Trading as fast as physics | Technology on The Gateway

Trading as fast as physics

How a bank is using custom hardware to maximise the performance of its algorithmic trading services

Our interviewee and his team have a short but demanding to-do list: to make the algorithmic trading services offered by their employer, one of the world's leading investment banks, faster, more reliable, and more sophisticated in minimising financial risk.

Key to forging a competitive advantage in providing so-called "black box" trading services to investors is performing maximum risk analysis without becoming the bottleneck in a client's trading flow.

"What we try to do is avert risk," he explains. This isn't just for the benefit of the bank's clients but also as an essential safeguard of their own business. The bank stands to be liable for loses resulting from bad trades triggered by a client's algorithm.

With the system already executing trades at speeds close to the theoretical limits of physics the team is increasingly looking to the telecoms and defence industries for inspiration on how to cram even more risk calculations within the few microseconds available.

Processing in parallel

The team exhausted the limits of the sturdy old CPU long ago. The processors that power conventional computing devices accomplish an astonishingly wide range of tasks.

From the smartphones in our pockets to servers running enterprise-level cloud-based application, all these devices use high clock-speed processors that, generally speaking, perform calculations one after another.

Ideal for watching Netflix on an iPad; less-so for analysing millions pieces of market and trade data in just a few microseconds.

The key is parallelism - breaking down large computational problems into their fundamental operations and computing them simultaneously, or "in parallel". Conventional CPUs have limited capacity for parallel processing, which is why our interviewee's team relies on more specialist hardware.

High-performance hardware

Field-programmable gate arrays (FPGAs) offer an attractive alternative.

They're essentially a large matrix of rudimentary "logic blocks" that can be "wired together" into desired configurations. It may sound unsophisticated, but that's its beauty: the embodiment of the principle that any computational task, however complex, can be distilled down to basic boolean operations.

Specialist software packages programme FPGAs with the logic for a specific algorithm. The outcome is an entirely customised processor, poised to perform its intended operation with maximum parallelism.

Clock speeds are low but performance brushes the edge of what's theoretically conceivable. Asked what the limiting factor is to the reduction of latency within the bank's system, our interviewee replies with one word: "physics".

Using custom hardware in place of software increases reliability as well as speed. He explains that FPGAs have cut execution times from under 20 microseconds for 90 per cent of trades to under five microseconds for 99.99 per cent of trades.

Putting it into practice

But such impressive results have come at a cost. Porting algorithms over from their software implementation is a considerable task, sometimes taking several months per algorithm.

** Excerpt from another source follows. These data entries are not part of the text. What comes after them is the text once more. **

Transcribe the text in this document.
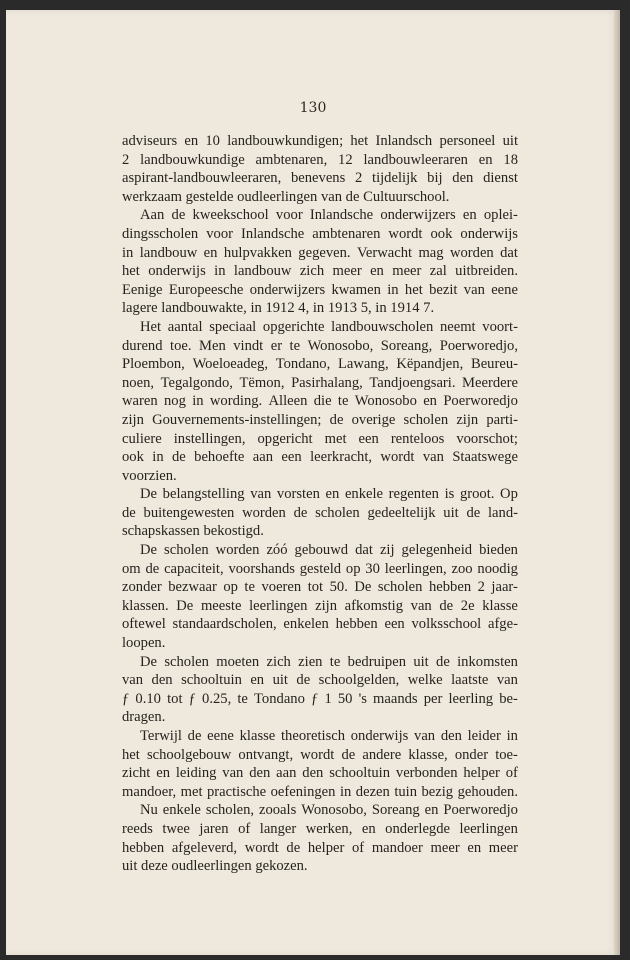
130
adviseurs en 10 landbouwkundigen; het Inlandsch personeel uit
2 landbouwkundige ambtenaren, 12 landbouwleeraren en 18
aspirant-landbouwleeraren, benevens 2 tijdelijk bij den dienst
werkzaam gestelde oudleerlingen van de Cultuurschool.
Aan de kweekschool voor Inlandsche onderwijzers en oplei-
dingsscholen voor Inlandsche ambtenaren wordt ook onderwijs
in landbouw en hulpvakken gegeven. Verwacht mag worden dat
het onderwijs in landbouw zich meer en meer zal uitbreiden.
Eenige Europeesche onderwijzers kwamen in het bezit van eene
lagere landbouwakte, in 1912 4, in 1913 5, in 1914 7.
Het aantal speciaal opgerichte landbouwscholen neemt voort-
durend toe. Men vindt er te Wonosobo, Soreang, Poerworedjo,
Ploembon, Woeloeadeg, Tondano, Lawang, Këpandjen, Beureu-
noen, Tegalgondo, Tëmon, Pasirhalang, Tandjoengsari. Meerdere
waren nog in wording. Alleen die te Wonosobo en Poerworedjo
zijn Gouvernements-instellingen; de overige scholen zijn parti-
culiere instellingen, opgericht met een renteloos voorschot;
ook in de behoefte aan een leerkracht, wordt van Staatswege
voorzien.
De belangstelling van vorsten en enkele regenten is groot. Op
de buitengewesten worden de scholen gedeeltelijk uit de land-
schapskassen bekostigd.
De scholen worden zóó gebouwd dat zij gelegenheid bieden
om de capaciteit, voorshands gesteld op 30 leerlingen, zoo noodig
zonder bezwaar op te voeren tot 50. De scholen hebben 2 jaar-
klassen. De meeste leerlingen zijn afkomstig van de 2e klasse
oftewel standaardscholen, enkelen hebben een volksschool afge-
loopen.
De scholen moeten zich zien te bedruipen uit de inkomsten
van den schooltuin en uit de schoolgelden, welke laatste van
ƒ 0.10 tot ƒ 0.25, te Tondano ƒ 1 50 's maands per leerling be-
dragen.
Terwijl de eene klasse theoretisch onderwijs van den leider in
het schoolgebouw ontvangt, wordt de andere klasse, onder toe-
zicht en leiding van den aan den schooltuin verbonden helper of
mandoer, met practische oefeningen in dezen tuin bezig gehouden.
Nu enkele scholen, zooals Wonosobo, Soreang en Poerworedjo
reeds twee jaren of langer werken, en onderlegde leerlingen
hebben afgeleverd, wordt de helper of mandoer meer en meer
uit deze oudleerlingen gekozen.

In the early days of hardware-led algorithmic trading (back in 2009-2010) hardware experts - including our interviewee - were brought in from the telecoms and defence industries to lead the process.

But as the application of FGPAs has broadened new software tools have made the process easier. Our interviewee explains: "Before, it used to be languages like VHDL array log. Now there's a C variant for everything, and there's OpenCL that's coming up, and that will improve the time to market."

This is encouraging news for technology graduates aspiring to contribute to the advancement of hardware-led trading. A graduate joiner in the team, who studied electrical engineering, got involved straight away in coding for a variety of FPGA applications and plays a big part in the testing phase.

With the latency of algorithmic trading already so close the limits of possibility, what next for our interviewee and his team? The answer, it seems, is squeezing even more computation within the few microseconds they have to complete trades.

"The bank is not about ultra-low latency. It's is more about making the risk checks we need to make as quickly as possible."

"We have literally hundreds of risk checks, because we don't like to take risks. With FPGAs we can cram those risk checks into a reasonable amount of time."